Reflections from Panna
The beauty of Ferlin’s performance lies in how he lets go of the classical definitions of meaning and creation. Instead, he decides to construct a piece that comments on our expectation that performing arts (or art, in general) should provide us with a clear trajectory, an explicit concept and/or idea, a definite point of view, etc. He offers a staging that might look at first glimpse clumsy and undone, then he overlaps it with the grand gesture of leaving the table-work literally on stage. I start to wonder: isn’t it just the same if I look at the actors performing in the so-called set or the ones murmuring to each other and resting around the table? The performance happens everywhere at the same time and nowhere at all. I can choose to focus my gaze wherever I want on the stage – I can choose to be interested or not in the original play, The Glass Menagerie, I can allow the literal context to shape my experience or find new meaning in the space and regard the choreography and the whole performance itself as an original work rather than an adaptation.

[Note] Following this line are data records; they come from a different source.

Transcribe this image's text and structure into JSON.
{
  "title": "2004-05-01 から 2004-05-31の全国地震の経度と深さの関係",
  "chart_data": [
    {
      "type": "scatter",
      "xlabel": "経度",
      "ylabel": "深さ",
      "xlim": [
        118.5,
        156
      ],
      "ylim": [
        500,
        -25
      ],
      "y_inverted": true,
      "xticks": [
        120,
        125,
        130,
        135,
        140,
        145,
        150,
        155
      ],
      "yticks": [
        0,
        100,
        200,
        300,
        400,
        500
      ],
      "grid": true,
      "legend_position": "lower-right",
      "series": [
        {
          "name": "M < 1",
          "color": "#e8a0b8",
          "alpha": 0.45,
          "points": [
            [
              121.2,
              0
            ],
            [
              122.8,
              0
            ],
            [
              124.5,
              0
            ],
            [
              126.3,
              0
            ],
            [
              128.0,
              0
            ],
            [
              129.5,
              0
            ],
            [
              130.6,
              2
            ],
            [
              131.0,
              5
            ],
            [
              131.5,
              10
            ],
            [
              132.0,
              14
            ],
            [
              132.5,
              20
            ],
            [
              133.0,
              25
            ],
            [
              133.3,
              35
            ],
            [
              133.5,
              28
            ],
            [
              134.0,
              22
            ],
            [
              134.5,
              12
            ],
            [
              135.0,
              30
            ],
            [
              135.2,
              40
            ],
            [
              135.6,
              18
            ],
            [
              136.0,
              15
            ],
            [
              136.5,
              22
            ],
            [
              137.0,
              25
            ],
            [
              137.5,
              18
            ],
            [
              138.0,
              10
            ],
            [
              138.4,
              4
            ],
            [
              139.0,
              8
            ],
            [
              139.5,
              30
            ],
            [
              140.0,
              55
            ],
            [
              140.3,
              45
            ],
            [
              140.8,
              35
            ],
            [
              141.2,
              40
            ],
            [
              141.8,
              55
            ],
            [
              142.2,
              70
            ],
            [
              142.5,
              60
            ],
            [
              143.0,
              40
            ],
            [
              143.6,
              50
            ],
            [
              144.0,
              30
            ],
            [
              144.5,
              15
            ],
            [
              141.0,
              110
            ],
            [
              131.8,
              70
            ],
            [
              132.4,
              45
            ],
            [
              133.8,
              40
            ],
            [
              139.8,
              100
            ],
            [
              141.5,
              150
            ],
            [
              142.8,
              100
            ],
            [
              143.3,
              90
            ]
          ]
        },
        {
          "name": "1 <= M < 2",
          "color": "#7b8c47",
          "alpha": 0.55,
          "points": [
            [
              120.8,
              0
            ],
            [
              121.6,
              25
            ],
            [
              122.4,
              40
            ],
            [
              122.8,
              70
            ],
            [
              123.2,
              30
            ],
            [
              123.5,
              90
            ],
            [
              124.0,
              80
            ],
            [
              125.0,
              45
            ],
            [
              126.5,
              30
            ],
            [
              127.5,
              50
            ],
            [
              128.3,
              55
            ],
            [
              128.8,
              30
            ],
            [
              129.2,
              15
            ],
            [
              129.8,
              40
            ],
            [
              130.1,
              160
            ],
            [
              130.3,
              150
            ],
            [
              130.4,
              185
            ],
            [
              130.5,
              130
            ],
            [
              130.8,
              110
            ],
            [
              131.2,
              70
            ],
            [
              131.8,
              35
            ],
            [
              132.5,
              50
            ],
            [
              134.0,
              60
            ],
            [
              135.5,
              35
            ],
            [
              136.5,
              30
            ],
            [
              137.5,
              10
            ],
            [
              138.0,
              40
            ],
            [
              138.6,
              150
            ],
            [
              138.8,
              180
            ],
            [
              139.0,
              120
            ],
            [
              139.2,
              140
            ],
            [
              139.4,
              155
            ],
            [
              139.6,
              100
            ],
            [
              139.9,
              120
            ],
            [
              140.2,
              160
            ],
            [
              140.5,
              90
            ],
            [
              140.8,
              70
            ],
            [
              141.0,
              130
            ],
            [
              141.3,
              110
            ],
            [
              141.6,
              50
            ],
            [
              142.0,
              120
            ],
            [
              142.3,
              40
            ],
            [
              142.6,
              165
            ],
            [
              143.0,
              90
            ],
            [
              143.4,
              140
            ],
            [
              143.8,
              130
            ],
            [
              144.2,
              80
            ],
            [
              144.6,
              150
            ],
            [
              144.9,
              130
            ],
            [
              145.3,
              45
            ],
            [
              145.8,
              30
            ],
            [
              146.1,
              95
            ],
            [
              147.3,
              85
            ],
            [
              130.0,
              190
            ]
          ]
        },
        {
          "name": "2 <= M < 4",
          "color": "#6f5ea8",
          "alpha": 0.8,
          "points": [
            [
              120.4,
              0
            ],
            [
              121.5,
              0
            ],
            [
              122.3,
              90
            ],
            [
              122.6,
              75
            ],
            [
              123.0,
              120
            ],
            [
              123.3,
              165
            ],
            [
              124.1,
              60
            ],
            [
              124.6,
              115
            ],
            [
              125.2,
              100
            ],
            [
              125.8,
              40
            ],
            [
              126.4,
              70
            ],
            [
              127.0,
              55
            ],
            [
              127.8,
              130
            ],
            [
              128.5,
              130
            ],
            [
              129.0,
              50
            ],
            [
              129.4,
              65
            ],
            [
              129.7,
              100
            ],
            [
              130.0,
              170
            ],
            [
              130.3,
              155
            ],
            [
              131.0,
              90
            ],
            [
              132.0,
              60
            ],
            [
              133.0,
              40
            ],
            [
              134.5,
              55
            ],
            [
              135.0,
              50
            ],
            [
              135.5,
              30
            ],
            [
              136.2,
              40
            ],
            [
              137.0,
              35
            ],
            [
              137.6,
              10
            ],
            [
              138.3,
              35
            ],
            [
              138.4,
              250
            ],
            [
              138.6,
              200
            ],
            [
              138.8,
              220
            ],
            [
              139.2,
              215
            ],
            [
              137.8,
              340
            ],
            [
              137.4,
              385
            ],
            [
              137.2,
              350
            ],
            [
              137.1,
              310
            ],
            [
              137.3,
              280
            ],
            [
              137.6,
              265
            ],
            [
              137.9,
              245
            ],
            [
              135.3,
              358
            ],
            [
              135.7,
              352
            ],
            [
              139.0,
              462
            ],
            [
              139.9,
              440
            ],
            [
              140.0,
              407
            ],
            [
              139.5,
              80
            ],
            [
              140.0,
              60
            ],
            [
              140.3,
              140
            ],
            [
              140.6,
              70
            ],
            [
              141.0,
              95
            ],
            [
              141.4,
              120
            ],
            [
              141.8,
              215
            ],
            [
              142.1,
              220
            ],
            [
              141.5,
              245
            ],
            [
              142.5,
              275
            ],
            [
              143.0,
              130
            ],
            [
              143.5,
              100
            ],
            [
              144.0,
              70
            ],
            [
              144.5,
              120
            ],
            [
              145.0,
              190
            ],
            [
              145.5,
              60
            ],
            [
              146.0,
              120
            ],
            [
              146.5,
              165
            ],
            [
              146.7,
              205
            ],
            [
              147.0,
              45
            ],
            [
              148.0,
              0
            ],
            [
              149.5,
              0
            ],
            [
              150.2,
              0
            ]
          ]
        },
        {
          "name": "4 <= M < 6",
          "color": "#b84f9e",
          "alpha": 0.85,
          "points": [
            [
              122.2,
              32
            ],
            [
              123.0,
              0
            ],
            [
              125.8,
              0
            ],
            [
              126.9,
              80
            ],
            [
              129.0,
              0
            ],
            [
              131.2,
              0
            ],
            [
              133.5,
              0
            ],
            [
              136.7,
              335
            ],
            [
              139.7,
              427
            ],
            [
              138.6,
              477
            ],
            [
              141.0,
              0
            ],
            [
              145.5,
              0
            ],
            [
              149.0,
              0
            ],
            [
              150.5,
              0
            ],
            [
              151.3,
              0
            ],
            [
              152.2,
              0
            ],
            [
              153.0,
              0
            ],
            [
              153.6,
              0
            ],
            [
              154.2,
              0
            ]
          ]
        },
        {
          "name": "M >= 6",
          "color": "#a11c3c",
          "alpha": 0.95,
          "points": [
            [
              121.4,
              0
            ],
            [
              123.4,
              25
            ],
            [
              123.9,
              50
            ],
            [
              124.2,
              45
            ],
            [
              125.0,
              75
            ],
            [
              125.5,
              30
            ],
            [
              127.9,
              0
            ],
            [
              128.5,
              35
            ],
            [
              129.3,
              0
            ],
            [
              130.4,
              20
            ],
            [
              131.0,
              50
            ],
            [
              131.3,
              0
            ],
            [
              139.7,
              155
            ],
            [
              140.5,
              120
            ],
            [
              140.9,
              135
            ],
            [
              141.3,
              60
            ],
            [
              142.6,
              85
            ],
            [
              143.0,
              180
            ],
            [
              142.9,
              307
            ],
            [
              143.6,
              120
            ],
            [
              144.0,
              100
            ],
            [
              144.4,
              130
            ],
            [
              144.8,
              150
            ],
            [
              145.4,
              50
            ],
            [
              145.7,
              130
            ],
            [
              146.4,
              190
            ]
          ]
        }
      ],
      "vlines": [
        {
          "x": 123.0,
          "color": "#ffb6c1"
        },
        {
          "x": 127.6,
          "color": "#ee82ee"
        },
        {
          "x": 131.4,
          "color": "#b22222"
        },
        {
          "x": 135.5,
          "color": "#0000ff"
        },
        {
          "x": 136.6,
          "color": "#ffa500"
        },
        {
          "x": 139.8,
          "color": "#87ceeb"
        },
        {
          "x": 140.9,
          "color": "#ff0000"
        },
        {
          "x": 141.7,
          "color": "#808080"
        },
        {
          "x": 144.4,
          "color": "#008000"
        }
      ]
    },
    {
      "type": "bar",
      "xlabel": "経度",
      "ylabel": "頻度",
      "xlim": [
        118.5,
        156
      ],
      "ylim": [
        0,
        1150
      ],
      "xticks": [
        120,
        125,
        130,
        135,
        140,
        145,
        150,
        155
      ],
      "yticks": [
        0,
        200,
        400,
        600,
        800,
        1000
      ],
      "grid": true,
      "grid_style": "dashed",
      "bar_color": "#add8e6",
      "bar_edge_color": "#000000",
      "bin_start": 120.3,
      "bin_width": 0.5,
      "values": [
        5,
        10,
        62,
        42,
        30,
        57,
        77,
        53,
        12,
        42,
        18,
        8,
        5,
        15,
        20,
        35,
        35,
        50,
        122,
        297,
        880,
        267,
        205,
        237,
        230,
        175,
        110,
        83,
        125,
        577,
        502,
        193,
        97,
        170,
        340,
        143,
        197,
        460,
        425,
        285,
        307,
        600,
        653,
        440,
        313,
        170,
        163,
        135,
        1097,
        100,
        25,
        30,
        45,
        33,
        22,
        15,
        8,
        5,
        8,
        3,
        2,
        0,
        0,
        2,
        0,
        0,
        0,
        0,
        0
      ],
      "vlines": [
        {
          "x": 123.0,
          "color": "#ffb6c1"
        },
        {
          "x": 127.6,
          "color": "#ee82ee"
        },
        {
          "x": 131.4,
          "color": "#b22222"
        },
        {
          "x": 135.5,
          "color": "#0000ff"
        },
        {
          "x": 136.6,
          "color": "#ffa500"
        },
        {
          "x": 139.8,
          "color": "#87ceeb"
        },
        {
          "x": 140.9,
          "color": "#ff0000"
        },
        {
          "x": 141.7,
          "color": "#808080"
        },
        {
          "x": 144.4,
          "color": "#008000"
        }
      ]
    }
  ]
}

At one point Ferlin asks if it is a good enough reason for someone to do something just because they are good at it? What is the point of producing more work anyway? He, seemingly, does not want to produce, but showcase the process of staging. By being as reluctant as possible to create new meaning and produce, he nonetheless creates an original piece, that allows time for us to contemplate on these exact issues – it can function as much as a backdrop for our thought processes as it can become a full-blown and astonishingly designed minimalistic piece.